Je n'ai pas eu l'occasion d'opérer tous ces comparatifs, n'ayant jamais été un bon écolier en anglais...

Par curiosité, j'ai tout de même comparé "Les montagnes hallucinées" par rapport à la version de Papy, puisque j'avais lancé ce thread en réaction aux commentaires du dénommé Joseph Altairac. J'en déduisais (au vu des exemples qu'il avançait) que les "coupures" opérées par Papy n'étaient pas nécessairement blasphématoires, et ne comprommetaient pas l'intérêt de l'histoire en soi.

S'agissant de ces exemples, je maintiens. Mais il citait en fait surtout le début de la nouvelle.

En lisant le reste, je reconnais que si Papy, en réduisant la longueur du texte (paragraphes raccourcis, voire entièrement supprimés), a peut être contribué à épargner à certains lecteurs le danger de s'ennuyer ferme par moments là où HPL se montre un peu trop bavard, je reconnais que certaines suppressions sont regrettables.

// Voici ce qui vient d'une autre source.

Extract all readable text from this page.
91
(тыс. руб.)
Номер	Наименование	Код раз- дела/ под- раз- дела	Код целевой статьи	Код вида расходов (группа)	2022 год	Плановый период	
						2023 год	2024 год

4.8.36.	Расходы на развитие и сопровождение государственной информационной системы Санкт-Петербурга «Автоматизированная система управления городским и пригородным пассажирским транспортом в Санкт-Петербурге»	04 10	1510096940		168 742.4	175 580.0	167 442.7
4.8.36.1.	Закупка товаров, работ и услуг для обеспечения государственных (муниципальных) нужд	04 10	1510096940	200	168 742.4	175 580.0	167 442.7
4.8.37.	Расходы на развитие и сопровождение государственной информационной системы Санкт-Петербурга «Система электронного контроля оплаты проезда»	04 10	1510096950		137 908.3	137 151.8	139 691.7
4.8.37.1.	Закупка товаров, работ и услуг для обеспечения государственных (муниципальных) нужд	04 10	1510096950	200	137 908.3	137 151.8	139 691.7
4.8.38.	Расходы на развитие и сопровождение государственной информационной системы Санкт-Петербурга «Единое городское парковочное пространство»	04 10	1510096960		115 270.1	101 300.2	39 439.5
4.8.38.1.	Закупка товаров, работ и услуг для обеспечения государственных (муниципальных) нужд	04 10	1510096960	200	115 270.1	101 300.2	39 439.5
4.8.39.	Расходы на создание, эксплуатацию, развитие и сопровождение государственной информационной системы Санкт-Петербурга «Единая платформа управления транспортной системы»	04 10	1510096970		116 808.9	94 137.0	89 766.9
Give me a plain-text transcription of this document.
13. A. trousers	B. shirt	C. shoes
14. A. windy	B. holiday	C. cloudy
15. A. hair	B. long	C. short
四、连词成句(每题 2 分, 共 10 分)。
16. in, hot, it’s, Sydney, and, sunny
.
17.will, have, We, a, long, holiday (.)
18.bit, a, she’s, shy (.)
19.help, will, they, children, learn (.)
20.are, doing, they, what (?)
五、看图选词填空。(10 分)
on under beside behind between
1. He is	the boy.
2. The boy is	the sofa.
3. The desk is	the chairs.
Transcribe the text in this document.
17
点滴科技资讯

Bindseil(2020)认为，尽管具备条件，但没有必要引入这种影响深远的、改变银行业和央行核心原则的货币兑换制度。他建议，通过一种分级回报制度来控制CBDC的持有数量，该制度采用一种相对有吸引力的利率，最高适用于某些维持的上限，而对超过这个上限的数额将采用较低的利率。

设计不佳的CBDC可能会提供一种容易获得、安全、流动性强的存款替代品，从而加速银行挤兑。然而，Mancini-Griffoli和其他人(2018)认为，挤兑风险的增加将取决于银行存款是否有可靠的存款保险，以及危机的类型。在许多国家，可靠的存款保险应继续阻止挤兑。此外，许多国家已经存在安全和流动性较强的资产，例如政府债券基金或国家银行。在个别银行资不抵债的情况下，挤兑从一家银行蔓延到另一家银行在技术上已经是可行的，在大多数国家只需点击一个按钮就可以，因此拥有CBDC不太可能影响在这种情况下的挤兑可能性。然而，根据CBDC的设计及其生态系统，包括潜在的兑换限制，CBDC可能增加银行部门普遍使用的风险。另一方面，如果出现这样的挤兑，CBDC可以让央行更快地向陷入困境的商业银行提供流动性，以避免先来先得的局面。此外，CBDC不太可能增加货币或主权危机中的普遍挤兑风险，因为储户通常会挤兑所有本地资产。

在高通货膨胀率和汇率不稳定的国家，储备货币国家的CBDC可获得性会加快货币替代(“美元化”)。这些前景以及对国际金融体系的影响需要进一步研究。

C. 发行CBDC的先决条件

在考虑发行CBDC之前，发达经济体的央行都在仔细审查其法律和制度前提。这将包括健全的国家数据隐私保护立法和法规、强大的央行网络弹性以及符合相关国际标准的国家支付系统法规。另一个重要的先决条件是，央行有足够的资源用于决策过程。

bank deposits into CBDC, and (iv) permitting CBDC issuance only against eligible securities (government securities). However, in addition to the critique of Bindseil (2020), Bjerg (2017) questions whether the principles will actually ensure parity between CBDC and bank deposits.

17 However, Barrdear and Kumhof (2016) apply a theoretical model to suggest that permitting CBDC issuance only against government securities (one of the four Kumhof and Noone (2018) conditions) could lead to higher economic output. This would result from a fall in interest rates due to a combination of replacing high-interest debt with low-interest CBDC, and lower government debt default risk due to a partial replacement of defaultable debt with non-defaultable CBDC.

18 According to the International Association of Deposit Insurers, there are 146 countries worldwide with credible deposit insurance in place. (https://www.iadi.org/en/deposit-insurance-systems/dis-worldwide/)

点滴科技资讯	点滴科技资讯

Apparemment, Papy n'était pas passionné par la géologie et la paléontologie, et certaines précisions scientifiques auraient pu être maintenues (description de certains fossiles préhistoriques, les références à des explorateurs précédents de l'Antactique, des passages concernant l'histoire des Anciens).

On peut aussi effectivement déplorer à l'instar de VanPrinn la suppression de l'allusion au fait que l'apparition des grands froids qui, depuis, n'ont plus jamais abandonné les deux pôles, avaient également provoqué la disparition des fabuleux pays de Lomar et d'Hyperborée à l'autre extrémité de la terre. On peut également déplorer la suppression de la référence aux "pays écarlates des rêves dunsaniens". Car ces mentions - Lomar, Hyperborée, Lord Dunsany- constituent des "intertextes" par rapport à d'autres oeuvres de HPL, ou à celles de ses collègues, ou à ses collègues proprement dit, ce qui confère toujours un intérêt supplémentaire au "Mythe de Cthulhu".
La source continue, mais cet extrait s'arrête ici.